Defending in depth: a hybrid system and future directions
This leads us to the system’s final state. We are currently working on some of the improvements listed above, while some are already live in production. Some of these are:
- A hybrid heuristic and content classification system that embeds additional signals in the content analysis made by the classifier to improve the accuracy of the classification.
- Rate limiting and obfuscation of results for multiple flagged abusive campaigns make it much more time-consuming to try to game the system.
Some other elements we are actively working on include identity and credit card verification, which we strongly believe will block most low-effort abusive users from accessing campaigns, IP pool routing to isolate bad senders and avoiding impacting deliverability for legitimate tenants on the shared IP pool. We’re also focusing on a map-reduce approach to classify longer inputs with LLMs to address the shortcomings of LLMs with longer inputs.

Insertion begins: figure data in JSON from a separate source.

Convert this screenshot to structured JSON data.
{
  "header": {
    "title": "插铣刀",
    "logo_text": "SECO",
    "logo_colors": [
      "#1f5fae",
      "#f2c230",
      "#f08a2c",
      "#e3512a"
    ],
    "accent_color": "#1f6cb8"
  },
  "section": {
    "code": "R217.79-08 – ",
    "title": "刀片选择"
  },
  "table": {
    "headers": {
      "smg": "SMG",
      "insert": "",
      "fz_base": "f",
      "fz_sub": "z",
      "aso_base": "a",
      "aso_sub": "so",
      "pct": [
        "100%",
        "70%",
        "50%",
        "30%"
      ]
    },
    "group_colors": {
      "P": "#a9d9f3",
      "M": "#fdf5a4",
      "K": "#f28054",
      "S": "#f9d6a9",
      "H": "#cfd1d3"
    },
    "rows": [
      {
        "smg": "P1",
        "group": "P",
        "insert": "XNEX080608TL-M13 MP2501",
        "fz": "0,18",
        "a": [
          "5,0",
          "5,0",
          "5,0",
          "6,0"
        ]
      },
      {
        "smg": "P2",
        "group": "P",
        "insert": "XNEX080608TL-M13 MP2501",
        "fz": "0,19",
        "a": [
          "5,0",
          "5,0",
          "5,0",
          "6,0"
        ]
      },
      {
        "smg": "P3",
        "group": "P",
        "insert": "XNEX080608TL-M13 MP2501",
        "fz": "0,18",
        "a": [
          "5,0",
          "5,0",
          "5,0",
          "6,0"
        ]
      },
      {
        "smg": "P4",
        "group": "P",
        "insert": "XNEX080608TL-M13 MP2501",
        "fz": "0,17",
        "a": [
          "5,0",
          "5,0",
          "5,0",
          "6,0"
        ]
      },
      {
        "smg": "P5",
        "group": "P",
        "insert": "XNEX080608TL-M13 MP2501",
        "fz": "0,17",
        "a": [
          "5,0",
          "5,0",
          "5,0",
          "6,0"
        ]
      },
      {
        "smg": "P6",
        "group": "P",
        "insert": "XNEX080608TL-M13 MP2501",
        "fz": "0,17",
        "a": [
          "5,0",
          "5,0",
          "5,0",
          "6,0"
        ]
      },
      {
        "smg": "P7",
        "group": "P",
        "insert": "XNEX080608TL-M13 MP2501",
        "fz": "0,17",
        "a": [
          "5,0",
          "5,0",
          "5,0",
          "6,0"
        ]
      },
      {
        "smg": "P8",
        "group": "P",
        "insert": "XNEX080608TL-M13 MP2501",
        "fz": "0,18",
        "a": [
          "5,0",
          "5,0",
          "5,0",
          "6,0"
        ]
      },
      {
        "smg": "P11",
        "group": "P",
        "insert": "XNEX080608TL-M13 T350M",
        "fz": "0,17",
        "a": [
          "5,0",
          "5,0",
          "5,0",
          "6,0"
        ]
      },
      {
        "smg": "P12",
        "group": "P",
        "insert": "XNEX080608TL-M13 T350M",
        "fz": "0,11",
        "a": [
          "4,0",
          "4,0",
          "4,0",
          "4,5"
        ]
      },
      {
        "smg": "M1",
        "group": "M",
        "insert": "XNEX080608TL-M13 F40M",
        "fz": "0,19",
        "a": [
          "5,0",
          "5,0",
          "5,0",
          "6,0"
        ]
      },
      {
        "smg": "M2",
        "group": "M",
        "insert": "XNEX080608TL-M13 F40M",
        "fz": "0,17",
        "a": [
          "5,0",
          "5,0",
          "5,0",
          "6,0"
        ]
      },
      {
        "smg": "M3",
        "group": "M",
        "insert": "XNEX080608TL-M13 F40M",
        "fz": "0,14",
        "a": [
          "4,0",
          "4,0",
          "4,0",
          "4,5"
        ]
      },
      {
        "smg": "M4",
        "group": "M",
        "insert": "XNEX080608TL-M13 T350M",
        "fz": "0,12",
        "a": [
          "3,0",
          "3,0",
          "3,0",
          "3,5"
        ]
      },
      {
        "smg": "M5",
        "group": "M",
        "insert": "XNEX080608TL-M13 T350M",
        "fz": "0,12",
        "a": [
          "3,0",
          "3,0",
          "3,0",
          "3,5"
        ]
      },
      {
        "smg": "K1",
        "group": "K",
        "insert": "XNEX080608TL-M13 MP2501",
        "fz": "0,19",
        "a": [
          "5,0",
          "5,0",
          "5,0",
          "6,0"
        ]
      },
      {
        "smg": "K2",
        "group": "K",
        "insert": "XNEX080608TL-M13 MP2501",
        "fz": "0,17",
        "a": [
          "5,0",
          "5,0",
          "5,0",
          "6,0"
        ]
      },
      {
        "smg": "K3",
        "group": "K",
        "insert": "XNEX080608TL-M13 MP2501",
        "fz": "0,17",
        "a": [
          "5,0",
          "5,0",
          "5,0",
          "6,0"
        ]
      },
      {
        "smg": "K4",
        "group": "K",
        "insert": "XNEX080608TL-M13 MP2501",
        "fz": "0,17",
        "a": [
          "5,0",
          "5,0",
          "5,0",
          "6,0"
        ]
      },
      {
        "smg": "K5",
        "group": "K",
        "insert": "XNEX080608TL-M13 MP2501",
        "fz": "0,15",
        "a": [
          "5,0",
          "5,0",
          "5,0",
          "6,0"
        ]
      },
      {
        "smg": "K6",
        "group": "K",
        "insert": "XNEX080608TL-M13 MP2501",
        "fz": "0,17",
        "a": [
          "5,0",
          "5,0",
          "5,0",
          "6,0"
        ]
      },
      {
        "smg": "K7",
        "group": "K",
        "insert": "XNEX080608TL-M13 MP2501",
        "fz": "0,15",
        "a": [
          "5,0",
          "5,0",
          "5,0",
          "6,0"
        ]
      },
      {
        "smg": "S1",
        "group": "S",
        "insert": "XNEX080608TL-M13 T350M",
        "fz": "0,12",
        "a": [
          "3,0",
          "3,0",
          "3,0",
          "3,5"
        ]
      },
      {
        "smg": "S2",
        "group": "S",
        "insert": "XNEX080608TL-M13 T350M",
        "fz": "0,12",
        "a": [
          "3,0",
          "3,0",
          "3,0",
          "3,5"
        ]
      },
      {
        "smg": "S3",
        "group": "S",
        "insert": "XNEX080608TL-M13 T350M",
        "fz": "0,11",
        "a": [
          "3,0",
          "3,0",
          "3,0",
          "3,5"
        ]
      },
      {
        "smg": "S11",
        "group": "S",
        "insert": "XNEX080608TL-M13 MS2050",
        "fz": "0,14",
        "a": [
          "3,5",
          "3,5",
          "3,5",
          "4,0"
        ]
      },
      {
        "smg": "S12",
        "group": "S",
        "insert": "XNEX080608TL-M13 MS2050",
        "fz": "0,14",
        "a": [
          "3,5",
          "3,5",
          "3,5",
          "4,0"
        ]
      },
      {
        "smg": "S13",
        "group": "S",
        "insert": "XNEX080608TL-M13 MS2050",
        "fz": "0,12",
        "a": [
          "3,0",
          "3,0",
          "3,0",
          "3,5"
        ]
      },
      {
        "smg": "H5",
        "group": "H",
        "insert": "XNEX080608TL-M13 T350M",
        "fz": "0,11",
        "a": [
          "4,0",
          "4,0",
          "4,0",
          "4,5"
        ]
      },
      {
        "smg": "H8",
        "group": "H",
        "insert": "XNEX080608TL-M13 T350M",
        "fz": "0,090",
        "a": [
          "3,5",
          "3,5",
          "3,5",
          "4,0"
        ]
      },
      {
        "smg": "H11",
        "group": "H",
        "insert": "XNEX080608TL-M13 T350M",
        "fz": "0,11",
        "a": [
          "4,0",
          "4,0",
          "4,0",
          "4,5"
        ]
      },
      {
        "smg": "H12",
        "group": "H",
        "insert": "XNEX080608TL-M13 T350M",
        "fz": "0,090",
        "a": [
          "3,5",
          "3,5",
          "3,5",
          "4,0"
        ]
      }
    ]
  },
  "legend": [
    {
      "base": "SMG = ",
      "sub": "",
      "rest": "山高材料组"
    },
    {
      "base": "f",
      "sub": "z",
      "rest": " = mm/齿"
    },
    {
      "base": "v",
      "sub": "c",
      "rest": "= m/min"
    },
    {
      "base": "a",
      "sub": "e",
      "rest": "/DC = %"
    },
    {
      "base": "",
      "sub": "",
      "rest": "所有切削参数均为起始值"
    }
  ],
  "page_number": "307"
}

Ultimately, what we discovered through our whack-a-mole game of abuse detection reveals that building an effective defense is less about focusing on building a single perfect model, namely our content-only LLM classification, but architecting a resilient, multi-layered system.
On the one hand, we embed user activity signals alongside semantic content analysis to understand content in context. On the other hand, we evaluate the UX and feedback loops of our system, understanding the ongoing adversarial loop that a malicious user might leverage. It is this approach to defense that enables us to manage the crucial tension between high recall and high precision, protecting both our platform and our users.